Even if Congress were to let itself run out of time and allow a Treasury default, we believe it would be a technical default, rather than insolvency (whereby Congress cannot find the means for the Treasury to pay). The difference is significant for investors. The Securities Industry and Financial Markets Association (SIFMA) deals with how securities trade and has written that the Treasury could help settlement processes continue to take place, if the Treasury can announce any inability to pay one day in advance.5 A Monday coupon or maturity date could become a Tuesday date, Tuesday could move to Wednesday, and so on, extending the time to pay interest and principal. In this way, a technically defaulted security could remain tradable. Meanwhile, we would expect the pressure on Congress to build quickly for a debt ceiling increase. Financial market reactions still would be more negative than those in September, but likely limited in degree and duration.
The odds of a technical default remain low in our opinion, but the extension does not lessen the complexity of the political negotiations over the next seven weeks. That complexity may generate additional market volatility. Looking beyond the current period of political uncertainty, above-average economic growth next year should be the main influence on equity and bond prices. We therefore reiterate our conclusions from our October 6 report:
- Economic and earnings growth next year should post above-average growth rates once again, even if somewhat slower than the very rapid pace of 2021. We favor equities over fixed income, and U.S. equity markets over international markets.
- Any short-term risk aversion should increase demand for longer-term fixed income securities, implying temporarily higher prices and lower yields. Following an eventual higher debt ceiling in the near term, we anticipate another half-point increase to the current 10-year Treasury yield next year, as Treasury issuance and Federal Reserve purchases both decline from their pandemic pace.
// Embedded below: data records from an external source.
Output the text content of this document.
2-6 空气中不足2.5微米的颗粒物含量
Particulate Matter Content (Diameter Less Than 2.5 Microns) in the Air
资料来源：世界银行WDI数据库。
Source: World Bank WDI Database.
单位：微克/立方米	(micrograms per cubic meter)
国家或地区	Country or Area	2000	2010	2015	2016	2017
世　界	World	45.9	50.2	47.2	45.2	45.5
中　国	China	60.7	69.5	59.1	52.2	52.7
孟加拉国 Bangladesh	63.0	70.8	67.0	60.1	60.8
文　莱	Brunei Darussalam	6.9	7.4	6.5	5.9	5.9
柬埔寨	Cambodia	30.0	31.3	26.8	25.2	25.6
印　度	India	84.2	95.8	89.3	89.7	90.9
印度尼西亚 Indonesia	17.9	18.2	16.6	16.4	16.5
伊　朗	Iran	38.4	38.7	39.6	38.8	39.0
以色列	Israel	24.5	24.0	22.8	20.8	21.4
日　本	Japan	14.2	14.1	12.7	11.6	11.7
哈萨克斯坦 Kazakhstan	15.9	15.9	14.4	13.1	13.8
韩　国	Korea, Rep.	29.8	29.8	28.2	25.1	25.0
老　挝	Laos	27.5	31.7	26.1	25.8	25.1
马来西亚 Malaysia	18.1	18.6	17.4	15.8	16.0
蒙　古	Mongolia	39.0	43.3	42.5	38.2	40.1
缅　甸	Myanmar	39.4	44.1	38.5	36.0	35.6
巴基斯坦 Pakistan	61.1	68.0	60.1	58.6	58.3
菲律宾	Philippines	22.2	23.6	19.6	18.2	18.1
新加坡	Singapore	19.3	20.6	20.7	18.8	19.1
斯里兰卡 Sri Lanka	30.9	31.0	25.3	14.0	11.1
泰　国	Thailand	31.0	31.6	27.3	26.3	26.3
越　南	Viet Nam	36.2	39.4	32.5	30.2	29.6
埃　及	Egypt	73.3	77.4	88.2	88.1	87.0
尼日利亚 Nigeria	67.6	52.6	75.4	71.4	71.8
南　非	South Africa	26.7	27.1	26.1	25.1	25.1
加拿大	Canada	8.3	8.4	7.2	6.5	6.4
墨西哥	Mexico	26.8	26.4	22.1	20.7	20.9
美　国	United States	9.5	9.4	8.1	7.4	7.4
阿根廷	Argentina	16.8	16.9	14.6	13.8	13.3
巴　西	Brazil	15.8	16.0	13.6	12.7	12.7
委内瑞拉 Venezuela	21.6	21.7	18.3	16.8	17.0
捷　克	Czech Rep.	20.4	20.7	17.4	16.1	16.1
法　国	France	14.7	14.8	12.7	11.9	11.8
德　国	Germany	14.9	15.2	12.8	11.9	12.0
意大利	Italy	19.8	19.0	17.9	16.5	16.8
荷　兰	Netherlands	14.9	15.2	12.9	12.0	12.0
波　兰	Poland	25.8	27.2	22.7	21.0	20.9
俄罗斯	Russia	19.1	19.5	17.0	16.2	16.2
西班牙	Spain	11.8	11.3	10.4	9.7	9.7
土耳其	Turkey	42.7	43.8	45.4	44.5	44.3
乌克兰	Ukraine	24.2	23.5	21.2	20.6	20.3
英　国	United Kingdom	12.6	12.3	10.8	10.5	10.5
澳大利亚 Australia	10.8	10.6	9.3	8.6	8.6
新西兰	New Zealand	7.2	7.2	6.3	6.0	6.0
- Even some modest slowing in economic and earnings rates may increase the susceptibility of equities to pullbacks based on disappointing news. Volatility around the debt ceiling increase is likely to be part of that pattern. As the path forward is higher but bumpier, we favor dollar-cost-averaging to put cash to work in a disciplined and incremental way.
- We have maintained a neutral stance on bond duration (interest rate sensitivity), but we believe recent interest rate increases in the range of 3- to 5-year maturities represent an opportunity to add cash to portfolios underweight in Intermediate-Term Fixed Income.
1 Please see “The narrowing path to legislative success”, Wells Fargo Investment Institute, October 6, 2021.
2 Siobhan Hughes, Lindsay Wise and Eliza Collins, “Debt-Limit Bill Passes Senate, Heads to House”, The Wall Street Journal, October 7, 2021.
3 The reasoning is that a short-lived period of political stress is unlikely to permanently impair payments on securities that mature long after the current political anxiety.
4 The Treasury did miss three debt payments in April and May of 1979. At the time, Congress was debating a higher debt ceiling, but a complicating factor was that the Treasury experienced technical delays in printing checks. The Treasury paid principal and coupons after the delay. For more information, please see D. Andrew Austin, “Has the U.S. Government Ever “Defaulted”?, Congressional Research Service, December 8, 2016.
5 “Treasury Operations and the Debt Ceiling”, Securities Industry and Financial Markets Association, 2018.